We have to hurry; we are already late.

se dépêcher (verb) means 'to hurry'

Ils doivent économiser de l'argent.
They have to save money.

économiser (verb) means 'to save (money)'

Elle doit être contente.
She must be (is probably) happy.
Vous devez absolument être ici à l'heure.
You (formal) absolutely must be here on time.

absolument means 'absolutely'

Nous devons le faire tout de suite.
We have to do it right away.
Nous avons dû le faire tout de suite.
We had to do it right away.
Ils doivent le finir tôt demain matin à tout prix.
They have to finish it early tomorrow morning at all costs.

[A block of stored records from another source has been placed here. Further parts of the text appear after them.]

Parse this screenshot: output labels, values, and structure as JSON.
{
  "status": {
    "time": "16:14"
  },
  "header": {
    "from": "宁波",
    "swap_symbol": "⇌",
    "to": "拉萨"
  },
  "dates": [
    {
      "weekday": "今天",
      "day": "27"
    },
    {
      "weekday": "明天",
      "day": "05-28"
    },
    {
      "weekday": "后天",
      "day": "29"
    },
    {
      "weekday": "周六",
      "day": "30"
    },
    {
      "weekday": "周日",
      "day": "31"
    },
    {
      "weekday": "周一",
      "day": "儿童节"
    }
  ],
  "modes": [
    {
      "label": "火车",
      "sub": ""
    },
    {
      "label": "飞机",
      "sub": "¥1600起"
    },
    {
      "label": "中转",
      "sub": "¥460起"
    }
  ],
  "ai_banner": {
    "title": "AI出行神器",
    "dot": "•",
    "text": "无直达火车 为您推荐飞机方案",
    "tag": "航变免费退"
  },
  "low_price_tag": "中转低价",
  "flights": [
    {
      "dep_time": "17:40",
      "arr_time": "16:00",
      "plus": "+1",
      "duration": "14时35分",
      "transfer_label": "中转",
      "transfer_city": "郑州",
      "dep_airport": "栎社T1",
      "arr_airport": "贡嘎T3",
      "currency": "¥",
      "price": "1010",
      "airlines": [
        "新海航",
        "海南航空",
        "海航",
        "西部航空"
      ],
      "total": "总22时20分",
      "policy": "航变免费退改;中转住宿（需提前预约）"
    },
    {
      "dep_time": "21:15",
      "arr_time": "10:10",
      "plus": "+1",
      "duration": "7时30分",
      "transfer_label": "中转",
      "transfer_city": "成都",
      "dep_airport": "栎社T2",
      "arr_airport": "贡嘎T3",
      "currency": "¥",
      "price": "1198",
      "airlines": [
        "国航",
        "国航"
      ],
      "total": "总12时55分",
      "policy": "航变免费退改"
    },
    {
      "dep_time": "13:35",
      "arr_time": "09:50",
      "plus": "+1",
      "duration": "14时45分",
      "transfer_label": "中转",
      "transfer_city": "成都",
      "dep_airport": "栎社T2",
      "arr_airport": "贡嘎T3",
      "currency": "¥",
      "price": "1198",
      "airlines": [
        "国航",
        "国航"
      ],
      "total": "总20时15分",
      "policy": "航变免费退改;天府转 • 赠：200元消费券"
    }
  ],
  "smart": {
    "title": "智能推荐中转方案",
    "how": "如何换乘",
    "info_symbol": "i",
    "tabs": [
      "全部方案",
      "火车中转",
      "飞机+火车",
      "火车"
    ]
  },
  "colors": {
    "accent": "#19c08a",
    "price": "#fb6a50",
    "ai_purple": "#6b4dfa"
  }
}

à tout prix means 'at all costs' or 'at any price'

Elle doit être là à midi.
She has to be here at noon.
Elle ne doit pas être là à midi.
She must not be here a noon.

NOT 'She does not have to be here at noon'

Tu ne dois pas faire ça !
You (familiar) must not do that!
Tu ne dois jamais faire ça !
You (familiar) must never do that!
Vous ne devez pas fermer la porte à clé.
You (formal) must not lock the door.

fermer à clé (verb) means 'to lock'

La nouvelle salle de sport doit bientôt ouvrir.
The new gym is due to open soon.

devoir here 'to be due to'

Nous avons dû laisser la voiture au parking.
We had to leave the car in the carpark.
Combien dois-je à Paul ?
How much do I owe Paul?

devoir à means 'to owe (someone something)'

Combien est-ce que je lui dois ?
How much do I owe him?
Tu ne lui dois rien !
You (familiar) don't owe him∆her anything!